Well, one good sign is that the opposition starts getting nervous about your progress.
That’s why we took it as a positive sign that the U.S. Chamber of Commerce recently stepped up attacks on shareholders who attempt to make companies disclose political spending.
Earlier this month, I attended an almost comical presentation at the U.S. Chamber headquarters where speakers spent most of a four hour event attacking political spending disclosure resolutions as being bad for business.
I say ‘almost’ comical because, while much of the information is laughably wrong, the subject matter is far too important to joke about.
There are a number of things wrong with what I heard at this event, but I’d like to focus on two disturbing claims in particular.
First, I heard several participants—including former SEC commissioner Paul Atkins—make the claim that requiring companies to disclose political spending is incompatible with free speech.
That’s just flatly wrong.
Even if you agree that corporations have free speech rights similar to those of real people—which Chamber Watch absolutely does not—the courts have acknowledged that transparent disclosure of corporate political spending strengthens the democratic process and protects shareholders.

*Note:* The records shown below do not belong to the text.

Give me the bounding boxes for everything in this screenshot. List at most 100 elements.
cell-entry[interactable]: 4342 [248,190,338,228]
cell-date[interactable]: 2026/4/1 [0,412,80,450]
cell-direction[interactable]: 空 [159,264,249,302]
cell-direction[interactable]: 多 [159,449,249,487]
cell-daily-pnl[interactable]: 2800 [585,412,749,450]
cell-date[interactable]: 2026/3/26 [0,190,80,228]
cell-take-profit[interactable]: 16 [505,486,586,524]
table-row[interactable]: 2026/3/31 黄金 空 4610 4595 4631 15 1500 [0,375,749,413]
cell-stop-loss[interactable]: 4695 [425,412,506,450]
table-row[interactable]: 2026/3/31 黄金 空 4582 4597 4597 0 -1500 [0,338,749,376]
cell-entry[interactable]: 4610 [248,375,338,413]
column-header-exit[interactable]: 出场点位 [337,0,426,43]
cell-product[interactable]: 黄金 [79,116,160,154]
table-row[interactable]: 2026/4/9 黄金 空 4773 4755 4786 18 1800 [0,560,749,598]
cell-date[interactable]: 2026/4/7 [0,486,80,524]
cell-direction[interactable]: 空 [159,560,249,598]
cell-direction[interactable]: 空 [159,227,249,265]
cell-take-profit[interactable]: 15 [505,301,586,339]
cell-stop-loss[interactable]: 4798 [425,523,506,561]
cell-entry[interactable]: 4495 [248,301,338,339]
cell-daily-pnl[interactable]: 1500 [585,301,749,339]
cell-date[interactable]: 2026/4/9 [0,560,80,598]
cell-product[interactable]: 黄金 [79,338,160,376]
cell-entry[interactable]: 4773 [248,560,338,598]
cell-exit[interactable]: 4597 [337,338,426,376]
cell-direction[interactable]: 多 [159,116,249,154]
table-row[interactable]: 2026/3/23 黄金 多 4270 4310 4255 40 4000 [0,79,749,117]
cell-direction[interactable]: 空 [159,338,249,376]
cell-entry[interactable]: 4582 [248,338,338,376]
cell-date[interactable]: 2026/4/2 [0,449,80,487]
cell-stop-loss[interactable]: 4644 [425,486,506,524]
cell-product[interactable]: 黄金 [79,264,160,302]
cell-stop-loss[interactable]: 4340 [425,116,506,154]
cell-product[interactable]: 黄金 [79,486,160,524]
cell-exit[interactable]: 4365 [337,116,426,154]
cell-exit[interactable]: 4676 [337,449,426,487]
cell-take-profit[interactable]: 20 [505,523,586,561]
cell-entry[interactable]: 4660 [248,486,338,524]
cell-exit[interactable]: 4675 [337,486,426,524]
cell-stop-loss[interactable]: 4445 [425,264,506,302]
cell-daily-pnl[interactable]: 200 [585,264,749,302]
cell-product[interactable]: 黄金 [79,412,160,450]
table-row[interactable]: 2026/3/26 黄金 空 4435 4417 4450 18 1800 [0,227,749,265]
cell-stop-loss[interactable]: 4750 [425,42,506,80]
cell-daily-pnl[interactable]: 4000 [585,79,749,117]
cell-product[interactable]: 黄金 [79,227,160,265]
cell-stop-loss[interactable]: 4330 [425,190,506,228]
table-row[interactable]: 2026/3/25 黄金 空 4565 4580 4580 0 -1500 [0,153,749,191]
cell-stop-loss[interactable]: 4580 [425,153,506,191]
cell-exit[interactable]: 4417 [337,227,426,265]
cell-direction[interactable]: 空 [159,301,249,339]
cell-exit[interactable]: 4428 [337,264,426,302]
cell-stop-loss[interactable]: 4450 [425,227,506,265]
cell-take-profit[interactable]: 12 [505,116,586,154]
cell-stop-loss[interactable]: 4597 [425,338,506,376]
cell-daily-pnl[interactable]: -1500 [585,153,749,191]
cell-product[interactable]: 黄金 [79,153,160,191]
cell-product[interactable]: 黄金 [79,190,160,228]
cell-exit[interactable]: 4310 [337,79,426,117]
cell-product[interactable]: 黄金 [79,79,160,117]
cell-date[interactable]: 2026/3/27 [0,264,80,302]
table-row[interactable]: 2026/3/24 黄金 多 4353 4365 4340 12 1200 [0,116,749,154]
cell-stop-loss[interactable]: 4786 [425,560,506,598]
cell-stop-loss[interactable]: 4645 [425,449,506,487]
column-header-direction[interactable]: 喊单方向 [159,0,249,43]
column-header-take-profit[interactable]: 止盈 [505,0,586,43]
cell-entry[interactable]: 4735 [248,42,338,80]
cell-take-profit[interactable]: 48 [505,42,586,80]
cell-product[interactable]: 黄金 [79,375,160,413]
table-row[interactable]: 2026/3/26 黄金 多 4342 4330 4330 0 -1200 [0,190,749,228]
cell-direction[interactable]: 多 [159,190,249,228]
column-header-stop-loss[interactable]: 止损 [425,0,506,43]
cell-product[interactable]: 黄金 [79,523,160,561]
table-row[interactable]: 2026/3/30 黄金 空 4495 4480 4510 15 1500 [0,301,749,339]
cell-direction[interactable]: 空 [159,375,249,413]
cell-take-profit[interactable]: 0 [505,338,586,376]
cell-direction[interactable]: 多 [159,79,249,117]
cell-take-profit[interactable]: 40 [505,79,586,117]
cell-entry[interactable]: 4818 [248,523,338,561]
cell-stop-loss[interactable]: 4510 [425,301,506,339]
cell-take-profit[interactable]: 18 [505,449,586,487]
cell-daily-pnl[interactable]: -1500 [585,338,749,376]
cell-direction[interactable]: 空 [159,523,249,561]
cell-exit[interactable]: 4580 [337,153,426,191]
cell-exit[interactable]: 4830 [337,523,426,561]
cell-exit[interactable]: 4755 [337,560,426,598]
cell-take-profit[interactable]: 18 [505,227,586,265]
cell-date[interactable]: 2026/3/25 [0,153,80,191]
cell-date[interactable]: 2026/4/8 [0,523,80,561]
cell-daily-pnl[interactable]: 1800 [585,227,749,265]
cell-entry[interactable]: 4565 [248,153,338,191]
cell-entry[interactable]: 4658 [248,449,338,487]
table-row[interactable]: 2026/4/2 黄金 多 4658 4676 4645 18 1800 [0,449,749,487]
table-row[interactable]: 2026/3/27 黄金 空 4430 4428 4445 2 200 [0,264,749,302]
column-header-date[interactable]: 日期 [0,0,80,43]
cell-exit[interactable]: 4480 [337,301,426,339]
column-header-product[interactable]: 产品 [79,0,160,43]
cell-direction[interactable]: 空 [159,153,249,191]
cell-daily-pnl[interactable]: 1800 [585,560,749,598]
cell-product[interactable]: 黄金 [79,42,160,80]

When the Supreme Court ruled in the Citizens United case, Justice Anthony Kennedy said in writing the majority opinion:
With the advent of the Internet, prompt disclosure of expenditures can provide shareholders and citizens with the information needed to hold corporations and elected officials accountable for their positions and supporters. Shareholders can determine whether their corporation’s political speech advances the corporation’s interest in making profits, and citizens can see whether elected officials are ‘in the pocket’ of so-called moneyed interests.

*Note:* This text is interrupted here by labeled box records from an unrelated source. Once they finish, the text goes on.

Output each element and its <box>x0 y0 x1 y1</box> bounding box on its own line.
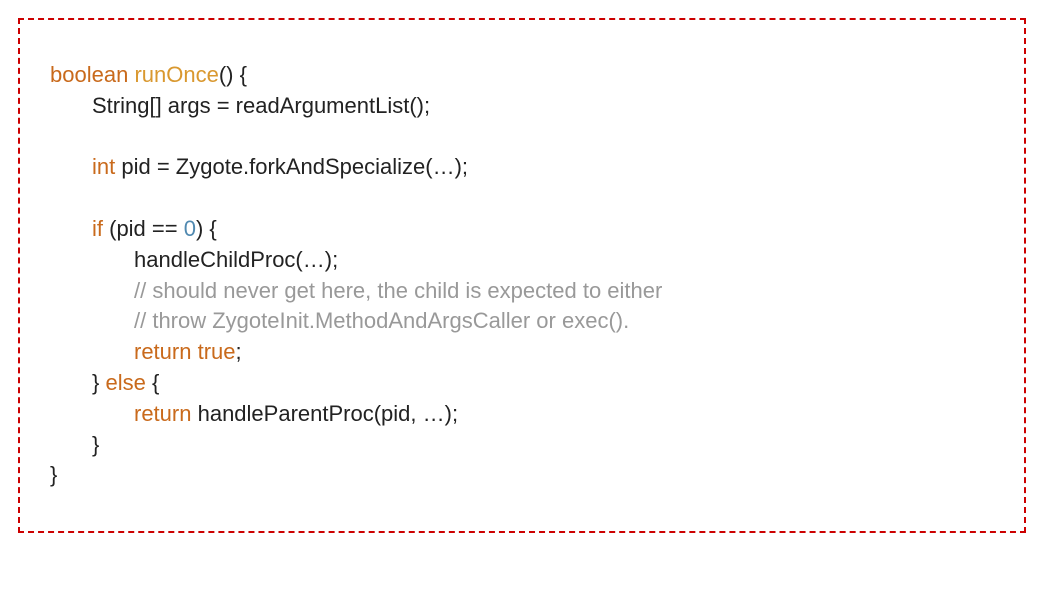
code-text: handleParentProc(pid, …); <box>191 401 458 426</box>
code-text: } <box>50 462 57 487</box>
method-name: runOnce <box>134 62 218 87</box>
code-line: } <box>50 460 994 491</box>
code-line: } <box>50 430 994 461</box>
code-text: } <box>92 432 99 457</box>
code-line: return true; <box>50 337 994 368</box>
code-text: { <box>146 370 159 395</box>
code-line: if (pid == 0) { <box>50 214 994 245</box>
keyword-boolean: boolean <box>50 62 128 87</box>
comment: // throw ZygoteInit.MethodAndArgsCaller … <box>134 308 629 333</box>
code-text: pid = Zygote.forkAndSpecialize(…); <box>115 154 468 179</box>
keyword-if: if <box>92 216 103 241</box>
code-line: int pid = Zygote.forkAndSpecialize(…); <box>50 152 994 183</box>
keyword-return: return <box>134 339 191 364</box>
code-text: } <box>92 370 105 395</box>
code-line: handleChildProc(…); <box>50 245 994 276</box>
code-line: boolean runOnce() { <box>50 60 994 91</box>
code-text: ; <box>236 339 242 364</box>
code-text: ) { <box>196 216 217 241</box>
number-literal: 0 <box>184 216 196 241</box>
literal-true: true <box>198 339 236 364</box>
code-text: String[] args = readArgumentList(); <box>92 93 430 118</box>
keyword-else: else <box>105 370 145 395</box>
comment: // should never get here, the child is e… <box>134 278 662 303</box>
code-line: // throw ZygoteInit.MethodAndArgsCaller … <box>50 306 994 337</box>
keyword-int: int <box>92 154 115 179</box>
code-line: } else { <box>50 368 994 399</box>
blank-line <box>50 122 994 153</box>
code-line: // should never get here, the child is e… <box>50 276 994 307</box>
code-text: () { <box>219 62 247 87</box>
code-snippet-box: boolean runOnce() { String[] args = read… <box>18 18 1026 533</box>
blank-line <box>50 183 994 214</box>
code-text: handleChildProc(…); <box>134 247 338 272</box>
code-text: (pid == <box>103 216 184 241</box>
code-line: return handleParentProc(pid, …); <box>50 399 994 430</box>
code-line: String[] args = readArgumentList(); <box>50 91 994 122</box>
keyword-return: return <box>134 401 191 426</box>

Companies should be required to disclose their political spending as part of their responsibility to provide relevant information to investors.
And that brings us to the second erroneous claim made at the U.S. Chamber event.

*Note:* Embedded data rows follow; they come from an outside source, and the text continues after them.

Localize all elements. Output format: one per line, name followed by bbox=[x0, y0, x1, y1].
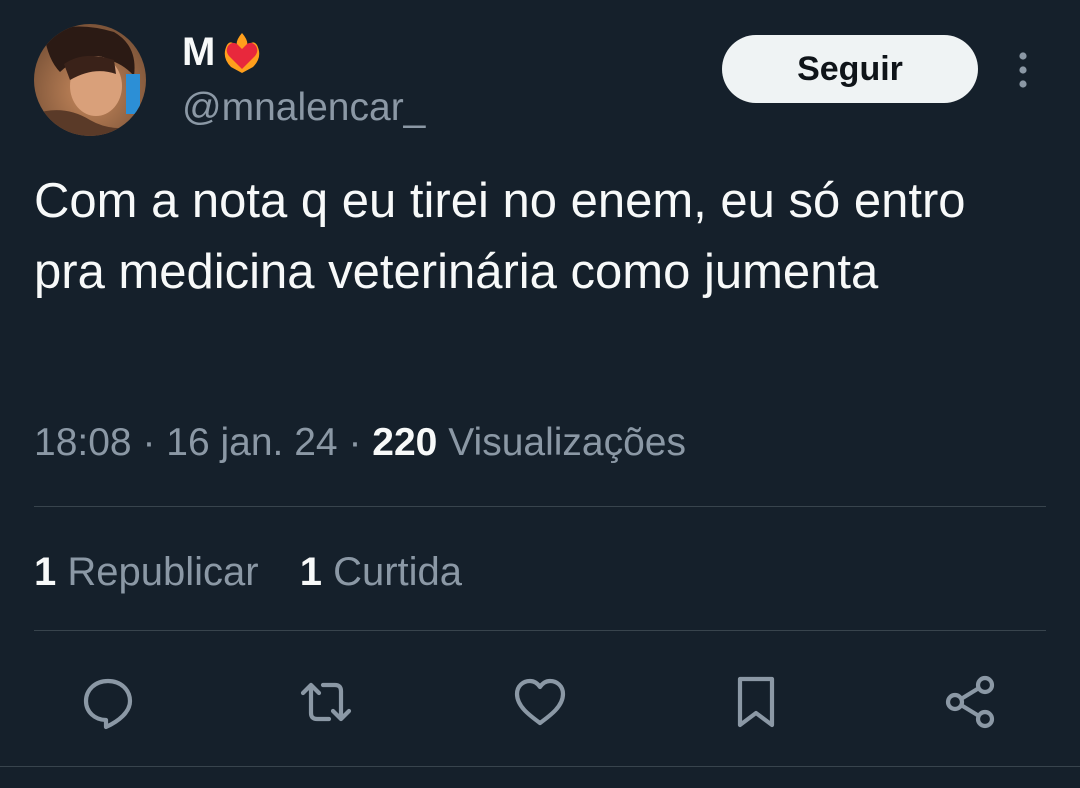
user-name-row: M bbox=[182, 28, 265, 76]
reposts-label: Republicar bbox=[67, 550, 259, 594]
user-name[interactable]: M bbox=[182, 28, 215, 76]
share-button[interactable] bbox=[938, 670, 1002, 734]
divider bbox=[34, 630, 1046, 631]
bookmark-icon bbox=[737, 676, 775, 728]
heart-on-fire-icon bbox=[225, 33, 260, 73]
meta-separator: · bbox=[142, 421, 156, 464]
user-handle[interactable]: @mnalencar_ bbox=[182, 84, 425, 132]
views-label: Visualizações bbox=[448, 421, 686, 464]
like-button[interactable] bbox=[508, 670, 572, 734]
reposts-count: 1 bbox=[34, 550, 57, 594]
user-avatar-photo-icon bbox=[34, 24, 146, 136]
repost-icon bbox=[300, 682, 352, 722]
follow-button[interactable]: Seguir bbox=[722, 35, 978, 103]
likes-count: 1 bbox=[299, 550, 322, 594]
meta-separator: · bbox=[348, 421, 362, 464]
bottom-divider bbox=[0, 766, 1080, 767]
tweet-text: Com a nota q eu tirei no enem, eu só ent… bbox=[34, 174, 966, 299]
action-bar bbox=[0, 660, 1080, 740]
views-count: 220 bbox=[372, 421, 438, 464]
bookmark-button[interactable] bbox=[724, 670, 788, 734]
share-icon bbox=[945, 675, 995, 729]
likes-label: Curtida bbox=[333, 550, 463, 594]
repost-button[interactable] bbox=[294, 670, 358, 734]
likes-stat[interactable]: 1 Curtida bbox=[300, 545, 462, 599]
reply-icon bbox=[83, 678, 133, 730]
tweet-meta: 18:08 · 16 jan. 24 · 220 Visualizações bbox=[34, 416, 686, 470]
divider bbox=[34, 506, 1046, 507]
reply-button[interactable] bbox=[76, 670, 140, 734]
tweet-stats: 1 Republicar 1 Curtida bbox=[34, 545, 492, 599]
tweet-time[interactable]: 18:08 bbox=[34, 421, 132, 464]
reposts-stat[interactable]: 1 Republicar bbox=[34, 545, 259, 599]
more-options-icon[interactable] bbox=[1010, 50, 1036, 90]
tweet-date[interactable]: 16 jan. 24 bbox=[166, 421, 337, 464]
avatar[interactable] bbox=[34, 24, 146, 136]
like-icon bbox=[514, 678, 566, 726]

Participants repeatedly said that a company is violating its fiduciary duty to shareholders by disclosing its political spending.
How a company spends its political dollars can have an impact on the company’s value—so it is imperative that stockholders be well-informed about what corporate treasury money is being spent on. This information is relevant to the bottom line and clearly material to investors.
The need for this information is why shareholders have continued to demand that their companies implement strong political spending disclosure rules via shareholder proposals and why shareholders and others have made a loud call to the SEC for a uniform rule for all public companies.
More than 500,000 citizens and retail investors have signed a formal petition to the Securities and Exchange Commission asking the agency to consider requiring political spending disclosure from all publicly traded companies. The SEC has said it will consider proposing such a rule soon.
However, until a rule is proposed and implemented, we applaud the huge number of institutional shareholders that continue to introduce resolutions asking for political spending disclosure. If adopted, these shareholder resolutions would help protect our economy and our democracy.
Attacks like those at the U.S. Chamber event just show that the push is working.